Giornata Internazionale della Donna, 8 marzo: I diritti delle donne sono diritti umani

I diritti delle donne sono diritti umani. In questo periodo particolarmente difficile, però, mentre il mondo in cui viviamo diventa sempre più imprevedibile e caotico, i diritti di donne e ragazze sono ridotti, ristretti e stravolti. Dare più potere alle donne resta l’unico modo per proteggere i loro diritti ed essere certi che esse possano esprimere a pieno le loro potenzialità. E’ il Messaggio del Segretario Generale dell’Onu António Guterres, in occasione della Giornata Internazionale della Donna.

Gli storici squilibrio esistenti nei rapporti di potere tra uomo e donna, accentuato dalle diseguaglianze crescenti all’interno e tra società e nazioni, stanno portando ad una discriminazione sempre maggiore verso le donne. In tutto il mondo la tradizione, la cultura e la religione sono usati impropriamente al fine di limitare i diritti delle donne, incoraggiare gli atteggiamenti sessisti e difendere le pratiche misogine.

I diritti legali delle donne, che in nessun continente al mondo sono mai stati gli stessi degli uomini, continuano ad essere intaccati.

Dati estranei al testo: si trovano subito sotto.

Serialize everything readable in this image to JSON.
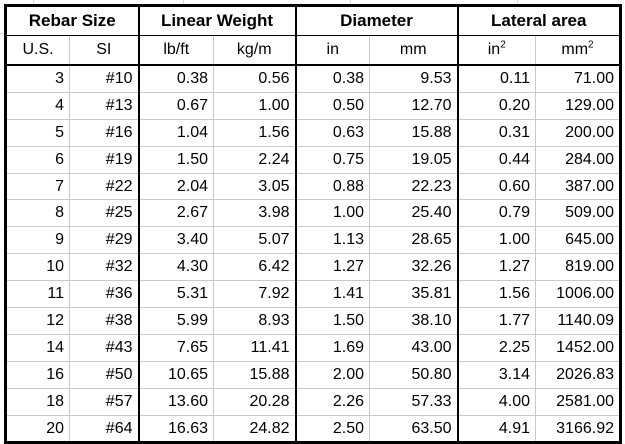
{
  "table": {
    "groups": [
      {
        "label": "Rebar Size"
      },
      {
        "label": "Linear Weight"
      },
      {
        "label": "Diameter"
      },
      {
        "label": "Lateral area"
      }
    ],
    "subheaders": [
      {
        "label": "U.S."
      },
      {
        "label": "SI"
      },
      {
        "label": "lb/ft"
      },
      {
        "label": "kg/m"
      },
      {
        "label": "in"
      },
      {
        "label": "mm"
      },
      {
        "base": "in",
        "sup": "2"
      },
      {
        "base": "mm",
        "sup": "2"
      }
    ],
    "rows": [
      [
        "3",
        "#10",
        "0.38",
        "0.56",
        "0.38",
        "9.53",
        "0.11",
        "71.00"
      ],
      [
        "4",
        "#13",
        "0.67",
        "1.00",
        "0.50",
        "12.70",
        "0.20",
        "129.00"
      ],
      [
        "5",
        "#16",
        "1.04",
        "1.56",
        "0.63",
        "15.88",
        "0.31",
        "200.00"
      ],
      [
        "6",
        "#19",
        "1.50",
        "2.24",
        "0.75",
        "19.05",
        "0.44",
        "284.00"
      ],
      [
        "7",
        "#22",
        "2.04",
        "3.05",
        "0.88",
        "22.23",
        "0.60",
        "387.00"
      ],
      [
        "8",
        "#25",
        "2.67",
        "3.98",
        "1.00",
        "25.40",
        "0.79",
        "509.00"
      ],
      [
        "9",
        "#29",
        "3.40",
        "5.07",
        "1.13",
        "28.65",
        "1.00",
        "645.00"
      ],
      [
        "10",
        "#32",
        "4.30",
        "6.42",
        "1.27",
        "32.26",
        "1.27",
        "819.00"
      ],
      [
        "11",
        "#36",
        "5.31",
        "7.92",
        "1.41",
        "35.81",
        "1.56",
        "1006.00"
      ],
      [
        "12",
        "#38",
        "5.99",
        "8.93",
        "1.50",
        "38.10",
        "1.77",
        "1140.09"
      ],
      [
        "14",
        "#43",
        "7.65",
        "11.41",
        "1.69",
        "43.00",
        "2.25",
        "1452.00"
      ],
      [
        "16",
        "#50",
        "10.65",
        "15.88",
        "2.00",
        "50.80",
        "3.14",
        "2026.83"
      ],
      [
        "18",
        "#57",
        "13.60",
        "20.28",
        "2.26",
        "57.33",
        "4.00",
        "2581.00"
      ],
      [
        "20",
        "#64",
        "16.63",
        "24.82",
        "2.50",
        "63.50",
        "4.91",
        "3166.92"
      ]
    ],
    "colors": {
      "border": "#000000",
      "gridline": "#c9c9c9",
      "outside_gridline": "#d9d9d9",
      "background": "#ffffff",
      "text": "#000000"
    }
  }
}
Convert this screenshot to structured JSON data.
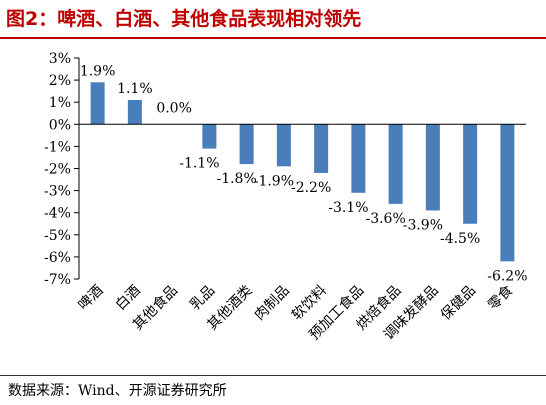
{
  "figure": {
    "title": "图2：啤酒、白酒、其他食品表现相对领先",
    "source": "数据来源：Wind、开源证券研究所"
  },
  "chart_data": {
    "type": "bar",
    "title": "",
    "xlabel": "",
    "ylabel": "",
    "categories": [
      "啤酒",
      "白酒",
      "其他食品",
      "乳品",
      "其他酒类",
      "肉制品",
      "软饮料",
      "预加工食品",
      "烘焙食品",
      "调味发酵品",
      "保健品",
      "零食"
    ],
    "values": [
      1.9,
      1.1,
      0.0,
      -1.1,
      -1.8,
      -1.9,
      -2.2,
      -3.1,
      -3.6,
      -3.9,
      -4.5,
      -6.2
    ],
    "data_labels": [
      "1.9%",
      "1.1%",
      "0.0%",
      "-1.1%",
      "-1.8%",
      "-1.9%",
      "-2.2%",
      "-3.1%",
      "-3.6%",
      "-3.9%",
      "-4.5%",
      "-6.2%"
    ],
    "yticks": [
      3,
      2,
      1,
      0,
      -1,
      -2,
      -3,
      -4,
      -5,
      -6,
      -7
    ],
    "ytick_labels": [
      "3%",
      "2%",
      "1%",
      "0%",
      "-1%",
      "-2%",
      "-3%",
      "-4%",
      "-5%",
      "-6%",
      "-7%"
    ],
    "ylim": [
      -7,
      3
    ],
    "bar_color": "#4a7ebb",
    "grid": false,
    "legend": "none"
  }
}
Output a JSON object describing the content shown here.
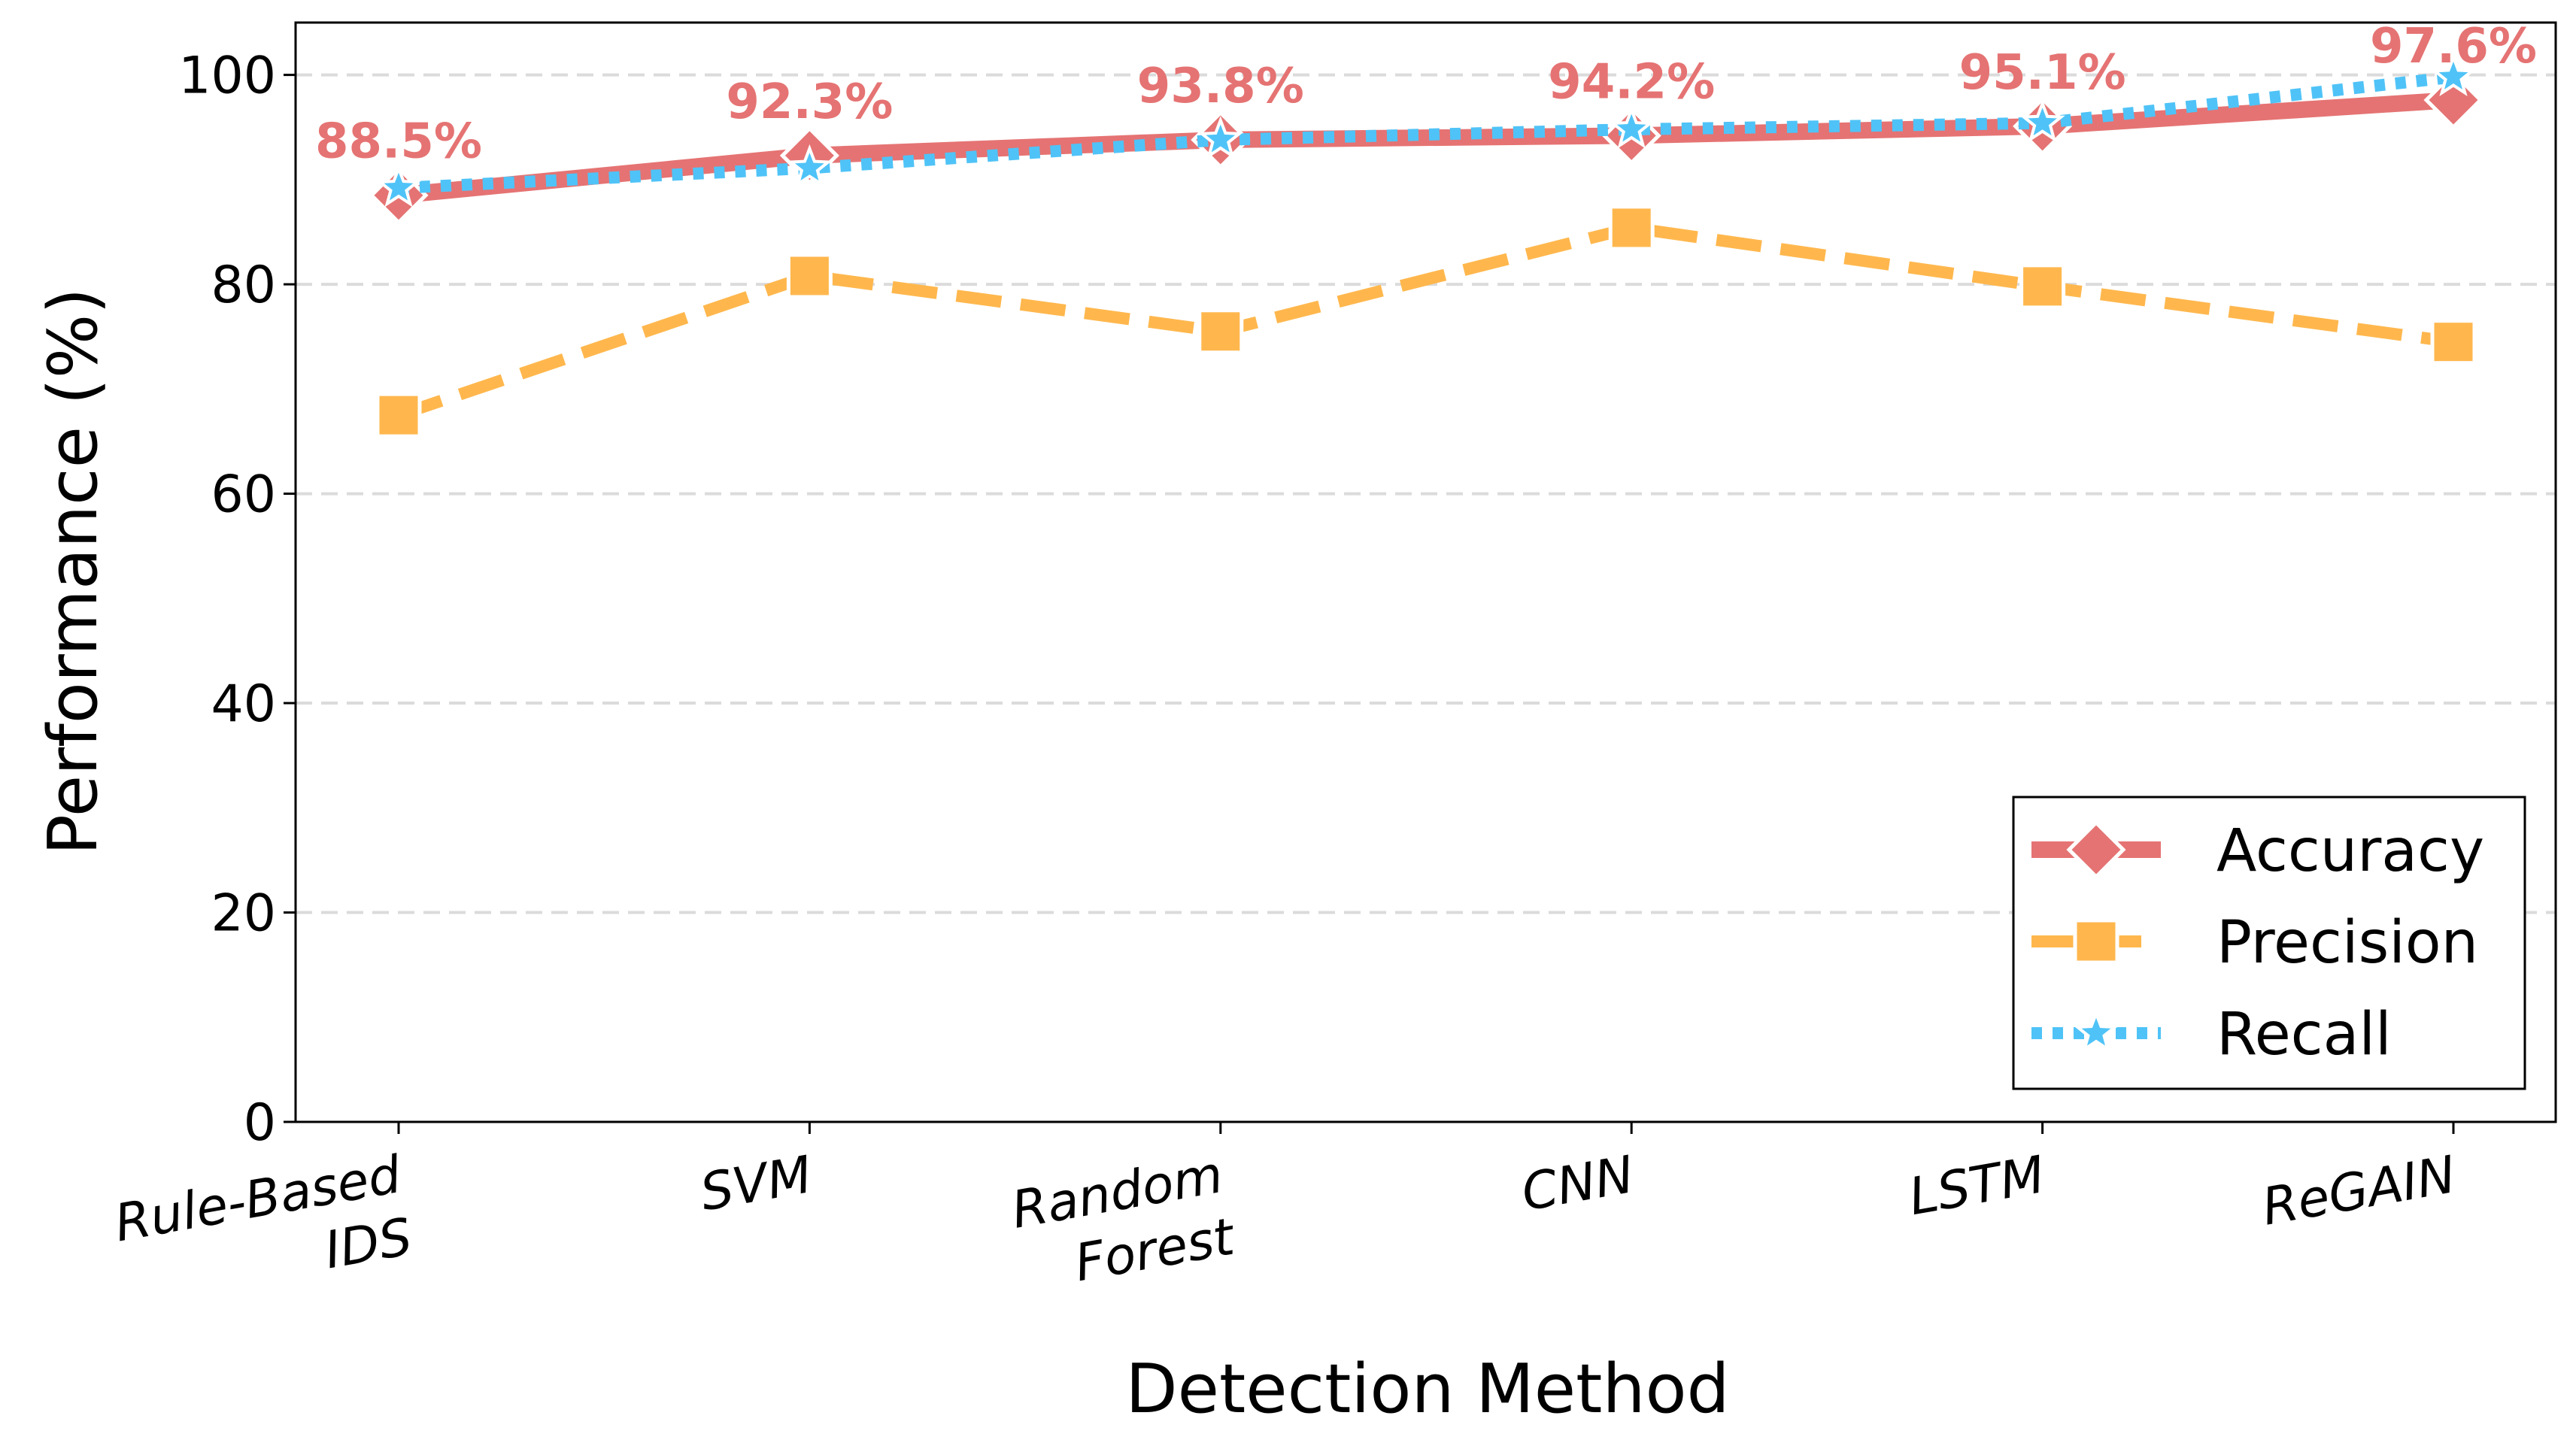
{
  "chart_data": {
    "type": "line",
    "title": "",
    "xlabel": "Detection Method",
    "ylabel": "Performance (%)",
    "ylim": [
      0,
      105
    ],
    "yticks": [
      0,
      20,
      40,
      60,
      80,
      100
    ],
    "grid": "horizontal dashed",
    "legend_position": "bottom-right",
    "categories": [
      [
        "Rule-Based",
        "IDS"
      ],
      [
        "SVM"
      ],
      [
        "Random",
        "Forest"
      ],
      [
        "CNN"
      ],
      [
        "LSTM"
      ],
      [
        "ReGAIN"
      ]
    ],
    "series": [
      {
        "name": "Accuracy",
        "color": "#E57373",
        "line_style": "solid",
        "marker": "diamond",
        "values": [
          88.5,
          92.3,
          93.8,
          94.2,
          95.1,
          97.6
        ]
      },
      {
        "name": "Precision",
        "color": "#FFB74D",
        "line_style": "dashed",
        "marker": "square",
        "values": [
          67.5,
          80.8,
          75.5,
          85.4,
          79.8,
          74.5
        ]
      },
      {
        "name": "Recall",
        "color": "#4FC3F7",
        "line_style": "dotted",
        "marker": "star",
        "values": [
          89.2,
          91.1,
          93.8,
          94.8,
          95.4,
          99.8
        ]
      }
    ],
    "annotations": [
      "88.5%",
      "92.3%",
      "93.8%",
      "94.2%",
      "95.1%",
      "97.6%"
    ],
    "annotation_series": "Accuracy"
  }
}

Il diritto delle donne ad essere padrone del proprio corpo è continuamente messo in discussione ed intaccato. Le donne sono puntualmente oggetto di intimidazioni e molestie sessuali sia nella realtà virtuale sia nella loro quotidianità. Nei casi peggiori, i gruppi estremisti ed i terroristi basano le loro ideologie sulla sottomissione della donna, e ne fanno oggetto di violenza sessuale e di genere, matrimoni combinati e di schiavitù virtuale.

Nonostante ci siano stati dei miglioramenti, sono ancora gli uomini a sedere ai vertici dei consigli d’amministrazione, e il divario economico tra i due sessi è aumentato a causa di una mentalità antiquata e al maschilismo radicato. È necessario cambiare lo stato attuale delle cose dando più potere alle donne in ogni ambito, facendo in modo che possano essere ascoltate, e dando loro il pieno controllo della loro vita e del futuro del nostro pianeta.

Non concedere alle donne e alle ragazze i loro diritti non è solo di per sé sbagliato, ma comporta delle conseguenze a livello sociale ed economico talmente gravi che impediscono a tutti noi di fare dei passi in avanti. La parità tra i sessi possiede un effetto innovatore di fondamentale importanza per il pieno funzionamento delle comunità, delle società e delle economie. L’accesso delle donne all’istruzione ed ai servizi sanitari porta sia alle loro famiglie sia alle comunità dei vantaggi di cui beneficeranno anche le generazioni future. Un anno in più trascorso tra i banchi di scuola si traduce per una donna in un aumento del 25% del suo reddito futuro.

Quando le donne partecipano totalmente alla forza lavoro, si creano nuove opportunità e si favorisce così la crescita. Chiudere il divario di genere nel mondo del lavoro potrebbe incrementare di 12 trilioni di dollari il PIL mondiale entro il 2025. L’aumento della percentuale di donne nella pubblica amministrazione fa sì che esse siano rappresentate in maggior numero, che l’innovazione aumenti, che il processo decisionale migliori e che ci siano dei vantaggi per l’intera società.

La parità tra i sessi è un tema centrale nell’Agenda 2030 per lo Sviluppo Sostenibile, ovvero il piano d’azione globale sottoscritto dai capi di governo di tutti i paesi membri con l’intento di affrontare le sfide che noi tutti abbiamo dinnanzi. Il quinto Obiettivo di Sviluppo Sostenibile contiene un appello specifico alla parità tra i sessi e all’emancipazione di tutte le donne; ciò è infatti di primaria importanza per il raggiungimento di tutti e 17 gli obiettivi.

Mi impegno ad aumentare la partecipazione delle donne nel nostro lavoro di pace e sicurezza. La presenza delle donne nei negoziati aumenta le possibilità di raggiungere una pace sostenibile, mentre quella delle donne soldato nelle forze di pace riduce lo sfruttamento sessuale e gli abusi. Sto creando, all’interno delle Nazioni Unite, una mappa concettuale ben definita che contiene degli standard per raggiungere la parità tra i sessi in tutto il sistema, affinché la nostra Organizzazione rappresenti il più fedelmente possibile i popoli che rappresentiamo. Non abbiamo raggiunto obiettivi prefissati in passato. Ora dobbiamo concretizzare le nostre ambizioni, passando all’azione.

Nella Giornata Internazionale delle Donne impegniamoci tutti insieme a fare qualsiasi cosa sia in nostro potere per superare il pregiudizio radicato, per sostenere l’impegno e l’attivismo, e per promuovere la parità tra i sessi e l’emancipazione femminile.